If you reject the theory that phobias are random electromagnetic perturbances in the brain, you have many other theories to choose from: early childhood trauma, instinct, atavism, and generalized anxiety, to name a few.

According to William Miller, author of the recently released Anatomy of Disgust (Harvard University Press), many phobias are a conflation of fear and disgust, relating to our need for an ordered universe.

We are horrified by disorder and chaos, such as weeds growing pell-mell in a garden, overly lush vegetation, or the body turned inside out — oozing, sliming viscera, what Miller calls “thick, greasy life.” Thus, horror of eggs, vomit, honey and other slippery substances are really an anxiety about the corruptible boundaries of the body.

Unlike pure fear, which invites a fight-or-flight response, the nature of the horrifying is that there is no escape. To fight the dandelion or lizard would involve touching it, for example, which evokes terror of contamination. To flee it would mean that it wasn’t all around you, and even in you, which is, in itself, the essence of what’s horrifying. “The disgusting can possess us,” he writes, “fill us with creepy, almost eerie feelings of not being quite in control, of being haunted.”

We fear, he says, the severability of our bodies.
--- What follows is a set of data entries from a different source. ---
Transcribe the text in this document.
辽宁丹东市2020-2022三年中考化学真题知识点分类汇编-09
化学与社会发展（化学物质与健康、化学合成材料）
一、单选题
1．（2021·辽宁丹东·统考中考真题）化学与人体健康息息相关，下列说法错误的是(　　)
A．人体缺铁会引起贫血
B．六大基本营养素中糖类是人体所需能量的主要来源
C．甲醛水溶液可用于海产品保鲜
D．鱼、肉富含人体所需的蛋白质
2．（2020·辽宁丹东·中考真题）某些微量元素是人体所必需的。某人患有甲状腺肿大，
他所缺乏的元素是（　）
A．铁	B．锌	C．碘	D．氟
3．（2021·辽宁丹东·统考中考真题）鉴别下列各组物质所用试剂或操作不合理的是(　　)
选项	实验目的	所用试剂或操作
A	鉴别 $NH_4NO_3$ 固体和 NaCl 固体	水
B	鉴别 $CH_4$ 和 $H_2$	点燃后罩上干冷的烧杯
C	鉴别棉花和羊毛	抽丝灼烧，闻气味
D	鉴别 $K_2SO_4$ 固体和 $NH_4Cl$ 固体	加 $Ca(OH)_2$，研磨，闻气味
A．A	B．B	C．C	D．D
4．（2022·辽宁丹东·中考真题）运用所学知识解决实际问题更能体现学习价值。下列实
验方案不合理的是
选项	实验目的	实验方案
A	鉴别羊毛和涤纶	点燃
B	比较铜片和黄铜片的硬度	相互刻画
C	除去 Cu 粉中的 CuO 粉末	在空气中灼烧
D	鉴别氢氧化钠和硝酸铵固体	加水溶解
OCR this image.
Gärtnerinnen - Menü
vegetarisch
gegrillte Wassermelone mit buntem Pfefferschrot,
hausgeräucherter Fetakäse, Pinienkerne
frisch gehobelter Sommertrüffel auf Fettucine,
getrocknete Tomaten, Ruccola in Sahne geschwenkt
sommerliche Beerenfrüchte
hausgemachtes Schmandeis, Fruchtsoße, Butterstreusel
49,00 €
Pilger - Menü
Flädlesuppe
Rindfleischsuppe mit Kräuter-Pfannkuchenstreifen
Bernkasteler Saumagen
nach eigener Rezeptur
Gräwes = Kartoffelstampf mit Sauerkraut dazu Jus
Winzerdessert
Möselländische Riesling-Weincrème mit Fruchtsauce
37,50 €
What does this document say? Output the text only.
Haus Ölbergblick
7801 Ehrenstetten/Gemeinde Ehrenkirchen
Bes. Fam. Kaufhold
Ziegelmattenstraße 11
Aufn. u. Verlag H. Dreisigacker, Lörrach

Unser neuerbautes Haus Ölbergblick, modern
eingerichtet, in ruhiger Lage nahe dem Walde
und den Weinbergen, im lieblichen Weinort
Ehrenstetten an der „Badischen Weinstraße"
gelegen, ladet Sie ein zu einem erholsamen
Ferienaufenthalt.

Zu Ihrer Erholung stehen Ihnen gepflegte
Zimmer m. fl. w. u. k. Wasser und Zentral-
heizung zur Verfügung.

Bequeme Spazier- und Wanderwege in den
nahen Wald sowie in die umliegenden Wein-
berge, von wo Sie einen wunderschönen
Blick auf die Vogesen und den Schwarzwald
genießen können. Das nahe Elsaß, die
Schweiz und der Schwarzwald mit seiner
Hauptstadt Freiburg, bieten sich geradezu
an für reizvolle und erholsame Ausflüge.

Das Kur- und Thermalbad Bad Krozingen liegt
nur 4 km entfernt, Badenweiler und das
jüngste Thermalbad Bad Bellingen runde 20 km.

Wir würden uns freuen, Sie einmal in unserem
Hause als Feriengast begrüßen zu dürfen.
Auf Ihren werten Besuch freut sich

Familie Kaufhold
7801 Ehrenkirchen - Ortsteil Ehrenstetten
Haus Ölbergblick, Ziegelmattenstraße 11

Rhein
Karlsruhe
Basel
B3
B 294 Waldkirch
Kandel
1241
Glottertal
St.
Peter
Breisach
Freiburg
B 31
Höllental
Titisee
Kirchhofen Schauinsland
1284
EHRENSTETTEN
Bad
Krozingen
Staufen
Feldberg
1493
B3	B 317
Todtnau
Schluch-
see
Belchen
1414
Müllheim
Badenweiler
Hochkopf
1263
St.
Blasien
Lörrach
Nothing is quite so disgusting in the mouth as a single hair, as proved in an experiment recently in which toddlers happily ate imitation dog feces, grasshoppers and a whole, small, dried fish, but wouldn’t tolerate hair.

Miller points out that we are also horrified by the uncanny: “the unsettlingness of the effigy.” Clowns, for instance, confuse our perceptions of real and unreal.

Interestingly, phobias almost never arise from smell or sound, at least in humans. My dog has a phobia of me biting into a McIntosh apple. Don’t ask me why he tolerates the sound of a chewed-on Granny Smith. I’d chalk that one up to random perturbance.